Kirk Ogrosky, an attorney with Arnold & Porter, Washington, and former head of criminal health care enforcement at the Department of Justice, told BNA the alert represents the first direct guidance from OIG on PODs. He also said it will help level the playing field.
“It is clear that physicians who want to organize PODs, facilities that intend to purchase product from PODs, and the manufacturers who want to deal with PODs, must proceed carefully,” Ogrosky said.
Ogrosky said significant concerns have been raised about the potential anti-kickback risk PODs present, as well as disagreement over whether PODs have had any impact--positive or negative--on patient care.
Sen. Orrin G. Hatch (R-Utah) said in a March 26 statement that the OIG alert shows that “anytime a few bad actors determine the treatment and care of patients, as this warning makes clear, patient safety is put at risk and millions of dollars are lost to fraud. This is simply unacceptable.”
Hatch, ranking member of the Senate Finance Committee, said he will continue “to scrutinize these high-risk structures and demand answers from HHS.”
Senate Finance Committee Chairman Max Baucus (D-Mont.) said in a March 26 statement that “patients have a right to know they're getting treatment that's tailored to them--not someone else's bottom line--but physician-owned distributorships may put that guarantee in doubt.”
In June 2011, Hatch released a report on PODs that showed an increase in the utilization of medical procedures by physician-owners (112 HCDR, 6/10/11).
At the same time, Hatch, along with then-Sen. Herb Kohl (D-Wis.) and Sens. Baucus, Bob Corker (R-Tenn.), and Chuck Grassley (R-Iowa), sent letters to HHS OIG and the Centers for Medicare & Medicaid Services, urging investigations into PODs.
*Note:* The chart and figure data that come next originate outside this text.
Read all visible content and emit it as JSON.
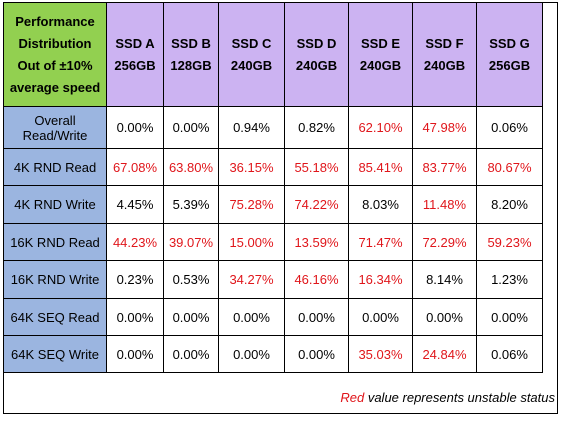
{
  "chart_data": {
    "type": "table",
    "corner_lines": [
      "Performance",
      "Distribution",
      "Out of ±10%",
      "average speed"
    ],
    "columns": [
      {
        "name": "SSD A",
        "capacity": "256GB"
      },
      {
        "name": "SSD B",
        "capacity": "128GB"
      },
      {
        "name": "SSD C",
        "capacity": "240GB"
      },
      {
        "name": "SSD D",
        "capacity": "240GB"
      },
      {
        "name": "SSD E",
        "capacity": "240GB"
      },
      {
        "name": "SSD F",
        "capacity": "240GB"
      },
      {
        "name": "SSD G",
        "capacity": "256GB"
      }
    ],
    "rows": [
      {
        "label": [
          "Overall",
          "Read/Write"
        ],
        "values": [
          "0.00%",
          "0.00%",
          "0.94%",
          "0.82%",
          "62.10%",
          "47.98%",
          "0.06%"
        ],
        "unstable": [
          false,
          false,
          false,
          false,
          true,
          true,
          false
        ]
      },
      {
        "label": [
          "4K RND Read"
        ],
        "values": [
          "67.08%",
          "63.80%",
          "36.15%",
          "55.18%",
          "85.41%",
          "83.77%",
          "80.67%"
        ],
        "unstable": [
          true,
          true,
          true,
          true,
          true,
          true,
          true
        ]
      },
      {
        "label": [
          "4K RND Write"
        ],
        "values": [
          "4.45%",
          "5.39%",
          "75.28%",
          "74.22%",
          "8.03%",
          "11.48%",
          "8.20%"
        ],
        "unstable": [
          false,
          false,
          true,
          true,
          false,
          true,
          false
        ]
      },
      {
        "label": [
          "16K RND Read"
        ],
        "values": [
          "44.23%",
          "39.07%",
          "15.00%",
          "13.59%",
          "71.47%",
          "72.29%",
          "59.23%"
        ],
        "unstable": [
          true,
          true,
          true,
          true,
          true,
          true,
          true
        ]
      },
      {
        "label": [
          "16K RND Write"
        ],
        "values": [
          "0.23%",
          "0.53%",
          "34.27%",
          "46.16%",
          "16.34%",
          "8.14%",
          "1.23%"
        ],
        "unstable": [
          false,
          false,
          true,
          true,
          true,
          false,
          false
        ]
      },
      {
        "label": [
          "64K SEQ Read"
        ],
        "values": [
          "0.00%",
          "0.00%",
          "0.00%",
          "0.00%",
          "0.00%",
          "0.00%",
          "0.00%"
        ],
        "unstable": [
          false,
          false,
          false,
          false,
          false,
          false,
          false
        ]
      },
      {
        "label": [
          "64K SEQ Write"
        ],
        "values": [
          "0.00%",
          "0.00%",
          "0.00%",
          "0.00%",
          "35.03%",
          "24.84%",
          "0.06%"
        ],
        "unstable": [
          false,
          false,
          false,
          false,
          true,
          true,
          false
        ]
      }
    ],
    "footnote": {
      "highlight": "Red",
      "rest": " value represents unstable status"
    },
    "colors": {
      "corner": "#92d050",
      "column_header": "#ccb3f2",
      "row_header": "#9bb5e0",
      "unstable_text": "#e0161b"
    }
  }
}
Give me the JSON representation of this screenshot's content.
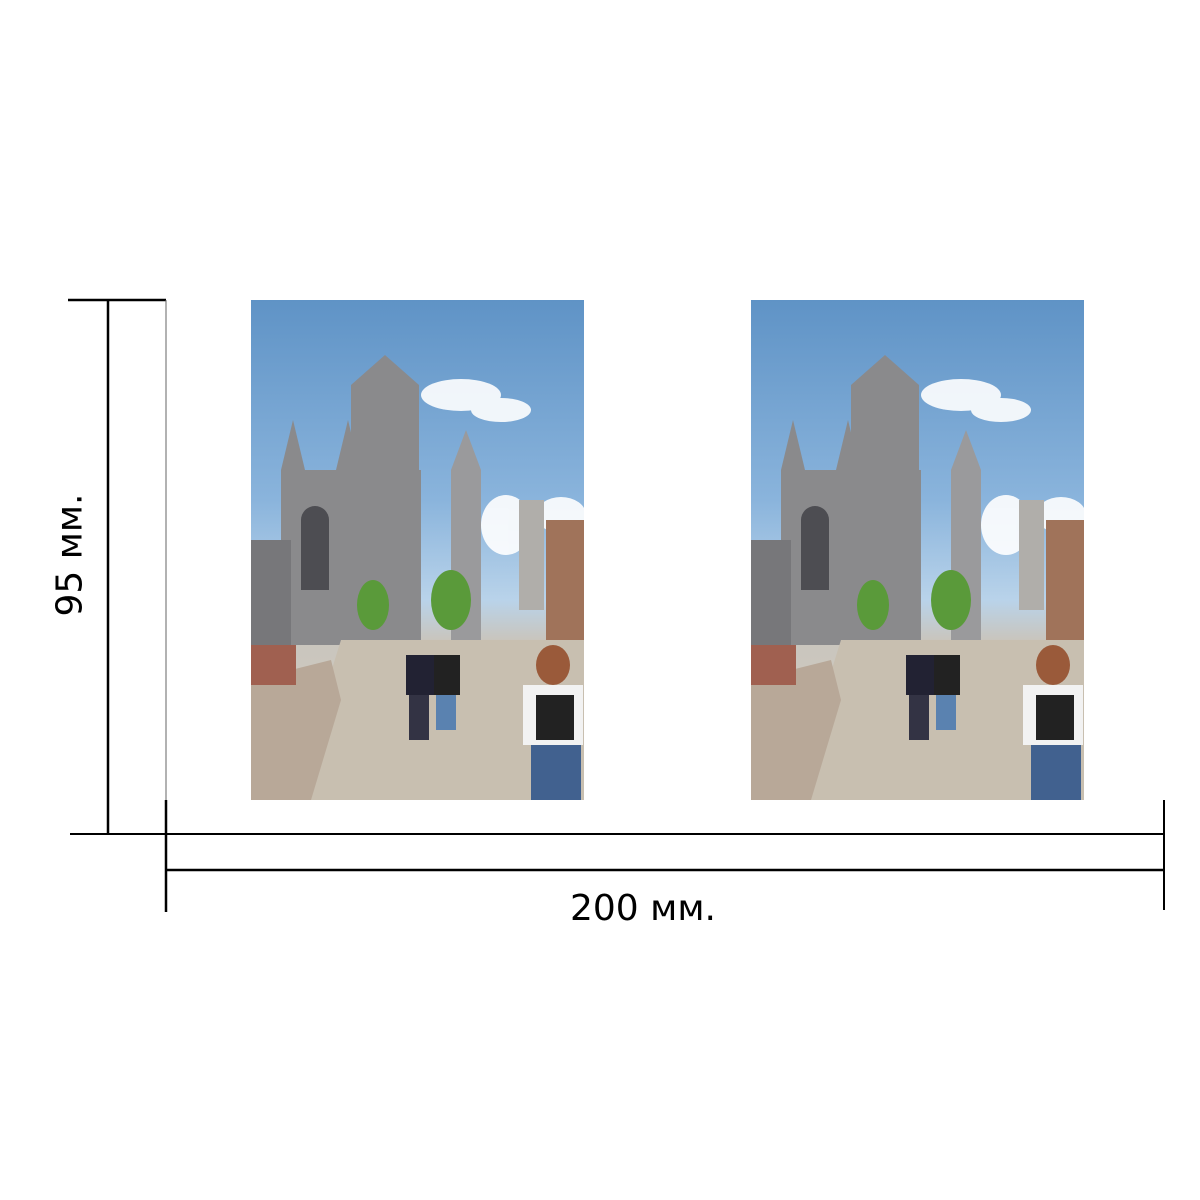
{
  "dimensions": {
    "height_label": "95 мм.",
    "width_label": "200 мм."
  },
  "photos": [
    {
      "subject": "cathedral-street-scene"
    },
    {
      "subject": "cathedral-street-scene"
    }
  ],
  "colors": {
    "line": "#000000",
    "sky": "#6f9fd0"
  }
}
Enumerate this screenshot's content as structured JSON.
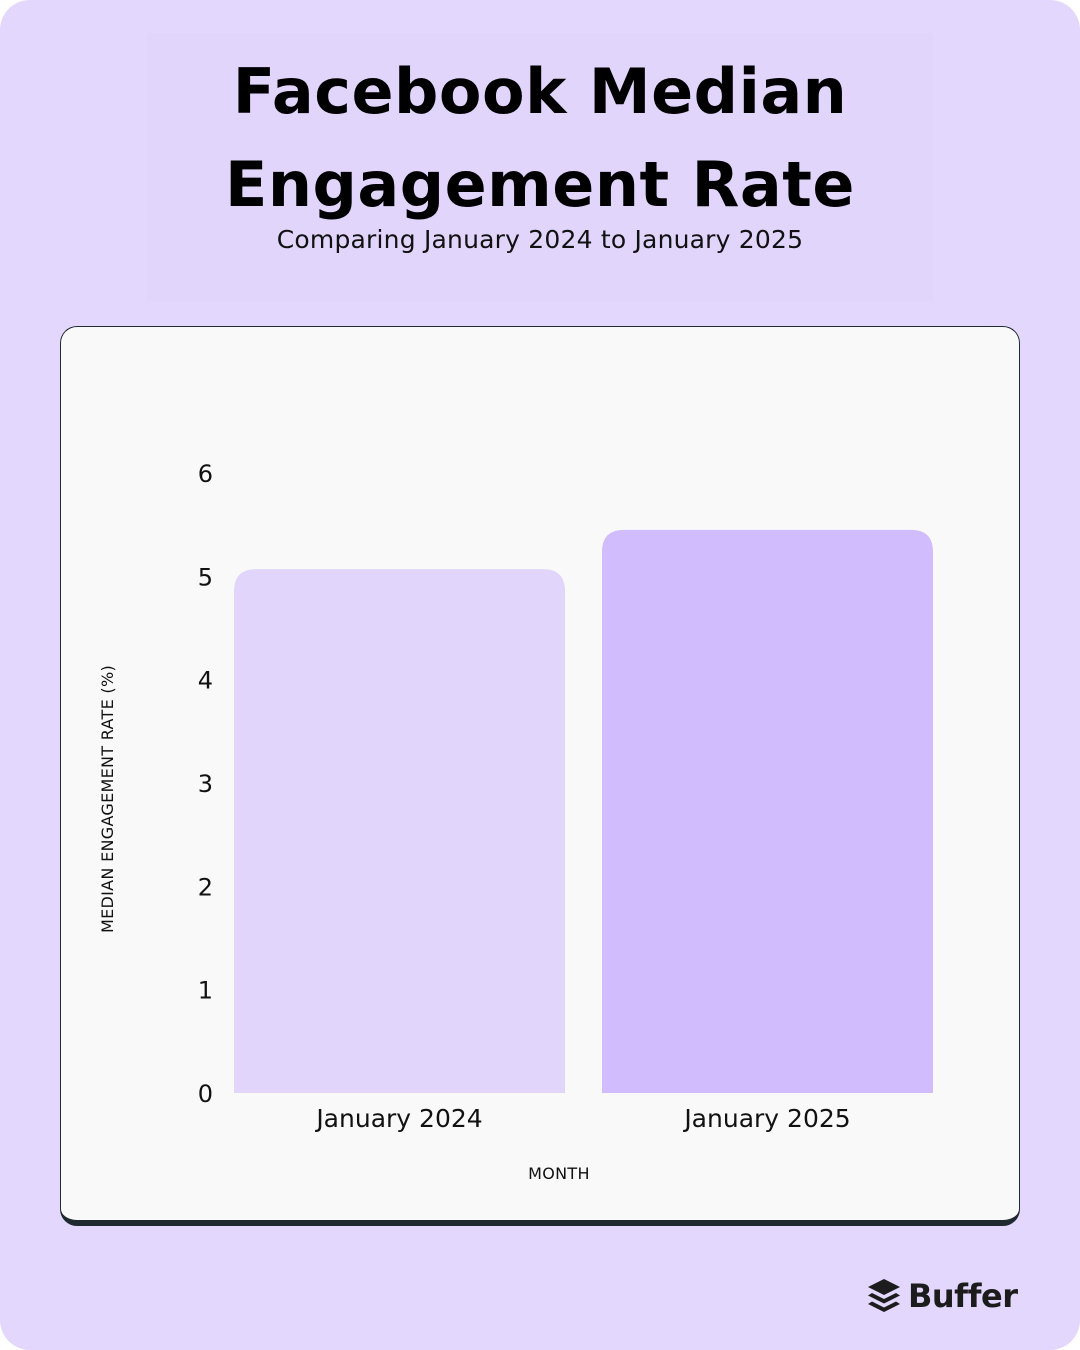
{
  "header": {
    "title": "Facebook Median Engagement Rate",
    "subtitle": "Comparing January 2024 to January 2025"
  },
  "chart_data": {
    "type": "bar",
    "categories": [
      "January 2024",
      "January 2025"
    ],
    "values": [
      5.07,
      5.45
    ],
    "xlabel": "MONTH",
    "ylabel": "MEDIAN ENGAGEMENT RATE (%)",
    "ylim": [
      0,
      6
    ],
    "yticks": [
      "0",
      "1",
      "2",
      "3",
      "4",
      "5",
      "6"
    ],
    "grid": false,
    "bar_colors": [
      "#e1d5fc",
      "#d1bdfe"
    ]
  },
  "brand": {
    "name": "Buffer",
    "logo_icon": "buffer-stack-icon"
  },
  "colors": {
    "page_background": "#e3d7fd",
    "card_background": "#f9f9f9",
    "card_border": "#1f2a30"
  }
}
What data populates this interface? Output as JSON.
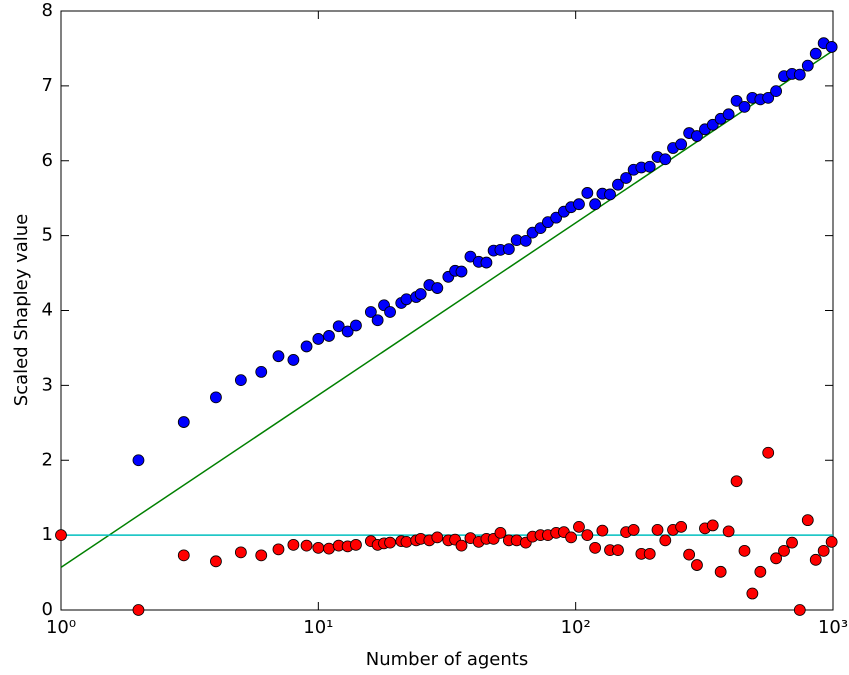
{
  "chart_data": {
    "type": "scatter",
    "xscale": "log",
    "xlabel": "Number of agents",
    "ylabel": "Scaled Shapley value",
    "xlim": [
      1,
      1000
    ],
    "ylim": [
      0,
      8
    ],
    "xticks": [
      {
        "value": 1,
        "label": "10⁰"
      },
      {
        "value": 10,
        "label": "10¹"
      },
      {
        "value": 100,
        "label": "10²"
      },
      {
        "value": 1000,
        "label": "10³"
      }
    ],
    "yticks": [
      0,
      1,
      2,
      3,
      4,
      5,
      6,
      7,
      8
    ],
    "x": [
      1,
      2,
      3,
      4,
      5,
      6,
      7,
      8,
      9,
      10,
      11,
      12,
      13,
      14,
      16,
      17,
      18,
      19,
      21,
      22,
      24,
      25,
      27,
      29,
      32,
      34,
      36,
      39,
      42,
      45,
      48,
      51,
      55,
      59,
      64,
      68,
      73,
      78,
      84,
      90,
      96,
      103,
      111,
      119,
      127,
      136,
      146,
      157,
      168,
      180,
      194,
      208,
      223,
      239,
      257,
      276,
      296,
      318,
      341,
      366,
      393,
      422,
      453,
      486,
      522,
      560,
      601,
      645,
      693,
      743,
      798,
      857,
      920,
      988
    ],
    "series": [
      {
        "color": "#0000ff",
        "values": [
          null,
          2.0,
          2.51,
          2.84,
          3.07,
          3.18,
          3.39,
          3.34,
          3.52,
          3.62,
          3.66,
          3.79,
          3.72,
          3.8,
          3.98,
          3.87,
          4.07,
          3.98,
          4.1,
          4.15,
          4.18,
          4.22,
          4.34,
          4.3,
          4.45,
          4.53,
          4.52,
          4.72,
          4.65,
          4.64,
          4.8,
          4.81,
          4.82,
          4.94,
          4.93,
          5.04,
          5.1,
          5.18,
          5.24,
          5.32,
          5.38,
          5.42,
          5.57,
          5.42,
          5.56,
          5.55,
          5.68,
          5.77,
          5.88,
          5.91,
          5.92,
          6.05,
          6.02,
          6.17,
          6.22,
          6.37,
          6.33,
          6.42,
          6.48,
          6.56,
          6.62,
          6.8,
          6.72,
          6.84,
          6.82,
          6.84,
          6.93,
          7.13,
          7.16,
          7.15,
          7.27,
          7.43,
          7.57,
          7.52
        ]
      },
      {
        "color": "#ff0000",
        "values": [
          1.0,
          0.0,
          0.73,
          0.65,
          0.77,
          0.73,
          0.81,
          0.87,
          0.86,
          0.83,
          0.82,
          0.86,
          0.85,
          0.87,
          0.92,
          0.87,
          0.89,
          0.9,
          0.92,
          0.91,
          0.93,
          0.95,
          0.93,
          0.97,
          0.93,
          0.94,
          0.86,
          0.96,
          0.91,
          0.95,
          0.95,
          1.03,
          0.93,
          0.93,
          0.9,
          0.98,
          1.0,
          1.0,
          1.03,
          1.04,
          0.97,
          1.11,
          1.0,
          0.83,
          1.06,
          0.8,
          0.8,
          1.04,
          1.07,
          0.75,
          0.75,
          1.07,
          0.93,
          1.07,
          1.11,
          0.74,
          0.6,
          1.09,
          1.13,
          0.51,
          1.05,
          1.72,
          0.79,
          0.22,
          0.51,
          2.1,
          0.69,
          0.79,
          0.9,
          0.0,
          1.2,
          0.67,
          0.79,
          0.91
        ]
      }
    ],
    "lines": [
      {
        "color": "#008000",
        "x": [
          1,
          1000
        ],
        "values": [
          0.57,
          7.47
        ]
      },
      {
        "color": "#00bfbf",
        "x": [
          1,
          1000
        ],
        "values": [
          1,
          1
        ]
      }
    ]
  }
}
In September 2011, HHS OIG Inspector General Daniel R. Levinson responded to the Senate letter, defending OIG legal guidance on PODs (180 HCDR, 9/16/11).
In a March 26 statement, Christopher L. White, senior executive vice president and general counsel with the Advanced Medical Technology Association (AdvaMed), applauded the OIG's fraud alert. He said that AdvaMed, which represents device manufacturers, agrees with OIG that “PODs 'produce substantial fraud and abuse risk and pose dangers to patient safety.'”
These distributorships, White said, “are controversial business arrangements in which physician-investors form companies that purchase medical devices from third-party manufacturers and sell them to hospitals, often to the hospitals at which the POD physician-investors practice.” He added that “the emergence of companies with equity investments by physicians, who are also major revenue generators for the companies, raises important legal and policy issues relating to the potential effect on clinical decisions by physicians.”